Echter, ook in het geval dat de rechtbank zou kunnen vaststellen dat het betreffende IMSI- en IMEI-nummer behoren bij de cryptotelefoon die gekoppeld is aan het ANOM-account Lowerblow, kan de rechtbank uit de omstandigheid dat deze cryptotelefoon op 25 april 2021 eenmalig gedurende een kwartier in de middag op het adres van de verdachte is gelokaliseerd, niet de conclusie trekken dat de verdachte de gebruiker van het account Lowerblow moet zijn. Dat kan ook niet in combinatie met de omstandigheid dat Lowerblow op 20 februari 2021 chatberichten heeft verstuurd die zouden kunnen duiden op een even daarvoor door de verdachte gepleegde snelheidsovertreding. Deze twee bevindingen (over de lokalisatie en de snelheidsovertreding) wijzen weliswaar in de richting van de verdachte, maar zijn - ook samen - van onvoldoende gewicht om daaraan het bewijs te ontlenen dat de verdachte op 16 februari 2021 eerdergenoemde berichten van het ANOM-account Lowerblow naar Safetycave heeft gestuurd. Dit betekent dat ook niet kan worden bewezen dat de verdachte degene is geweest die iemand naar Bergen aan Zee heeft gestuurd om te observeren.
De rol van Lowerblow
Ook in het geval wel bewezen zou kunnen worden dat de verdachte de gebruiker was van het ANOM-account Lowerblow, komt de rechtbank niet tot een bewezenverklaring van het tenlastegelegde.
De bijdrage van de gebruiker van het account Lowerblow aan de ten laste gelegde poging tot wederrechtelijke vrijheidsberoving is erin gelegen dat hij een persoon heeft geregeld om op de doorgekregen locatie in Bergen aan Zee te observeren en dat hij de informatie die hij kreeg van die persoon heeft doorgegeven aan [medeverdachte 2] . De rechtbank is - met het Openbaar Ministerie en de verdediging - van oordeel dat deze handelingen, die doorgaans in verband worden gebracht met medeplichtigheid, van onvoldoende gewicht zijn om te kunnen spreken van het medeplegen van een poging tot wederrechtelijke vrijheidsberoving zoals primair ten laste is gelegd.

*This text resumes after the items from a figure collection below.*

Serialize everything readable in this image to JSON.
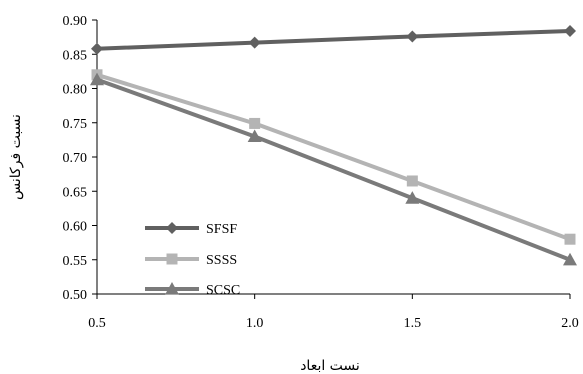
{
  "chart_data": {
    "type": "line",
    "title": "",
    "xlabel": "نست ابعاد",
    "ylabel": "نسبت فرکانس",
    "x": [
      0.5,
      1.0,
      1.5,
      2.0
    ],
    "x_tick_labels": [
      "0.5",
      "1.0",
      "1.5",
      "2.0"
    ],
    "xlim": [
      0.5,
      2.0
    ],
    "ylim": [
      0.5,
      0.9
    ],
    "y_ticks": [
      0.5,
      0.55,
      0.6,
      0.65,
      0.7,
      0.75,
      0.8,
      0.85,
      0.9
    ],
    "y_tick_labels": [
      "0.50",
      "0.55",
      "0.60",
      "0.65",
      "0.70",
      "0.75",
      "0.80",
      "0.85",
      "0.90"
    ],
    "grid": false,
    "legend_position": "bottom-left",
    "series": [
      {
        "name": "SFSF",
        "values": [
          0.858,
          0.867,
          0.876,
          0.884
        ],
        "color": "#606060",
        "marker": "diamond"
      },
      {
        "name": "SSSS",
        "values": [
          0.82,
          0.749,
          0.665,
          0.58
        ],
        "color": "#b4b4b4",
        "marker": "square"
      },
      {
        "name": "SCSC",
        "values": [
          0.813,
          0.73,
          0.64,
          0.55
        ],
        "color": "#7a7a7a",
        "marker": "triangle"
      }
    ]
  }
}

Voor een bewezenverklaring van medeplichtigheid is vereist dat het opzet van de verdachte niet alleen is gericht op zijn handelingen als bedoeld in artikel 48 van het Wetboek van Strafrecht (de geboden hulp), maar ook op het door de daders gepleegde misdrijf (het gronddelict), in dit geval de poging tot wederrechtelijke vrijheidsberoving.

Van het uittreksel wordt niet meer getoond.